Six companies so far have faced shareholder derivative lawsuits based on a negative Say-on-Pay vote – what I’m calling “Sue-on-Pay” lawsuits. As described in this prior post, I believe there are good defenses to these cases on the merits. However, it will take months, or longer, to get a final determination on the merits of these cases, and in the meantime, there may well be more claims.
Steve Seelig of Towers Watson has provided a good analysis of the possible impact of the Sue-on-Pay cases on companies’ proxy disclosures. His main point is that the disclosures in the Compensation Discussion and Analysis section of many companies’ proxy statements have tended to make the general point that the company has a “pay for performance” philosophy, without providing a lot of detail. This type of general language has opened the door to lawsuits attacking the board’s compensation decisions as being inconsistent with pay for performance. The complaints point out that total compensation went up in the last year while total shareholder return (TSR) declined, generally using simple charts to dramatize the point. As Seelig points out, this is an overly simplistic argument by plaintiffs, but it may help the plaintiffs survive a quick motion to dismiss and make a settlement more likely.
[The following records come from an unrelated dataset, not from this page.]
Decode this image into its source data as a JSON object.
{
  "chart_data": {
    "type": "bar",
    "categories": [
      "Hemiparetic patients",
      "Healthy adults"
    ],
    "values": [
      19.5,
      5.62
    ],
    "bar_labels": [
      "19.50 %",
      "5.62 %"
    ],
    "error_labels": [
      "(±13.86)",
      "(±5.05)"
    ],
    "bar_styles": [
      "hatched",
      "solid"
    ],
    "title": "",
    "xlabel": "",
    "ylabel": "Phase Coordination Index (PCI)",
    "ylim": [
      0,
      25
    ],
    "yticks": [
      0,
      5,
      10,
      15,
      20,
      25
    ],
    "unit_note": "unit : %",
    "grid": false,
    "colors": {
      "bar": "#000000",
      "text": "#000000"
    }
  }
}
This heightens the need for companies to take additional care to demonstrate how they pay for performance and in a manner that reflects the consideration the compensation committee gave to the matter before making its pay decisions. Certainly, this should mean looking at what pay versus performance would look like for the company as it attains various levels of TSR. But, more importantly, it should take into account:
1. How the company measures pay
2. What it means by “performance”
3. Whether the company believes pay and performance should be measured absolutely or in relative terms (by comparison to peers), or in some combination
4. The time period over which they should be measured.
Good advice, especially because such disclosures will help set the stage for future years, when relative TSR may not look so good, but the compensation committee may still feel it is justified to increased total compensation to its executives. As Seelig says, “Enhancing the CD&A with this information can facilitate shareholder support for a favorable vote on say on pay — and a more proactive defense than not making the case at all.”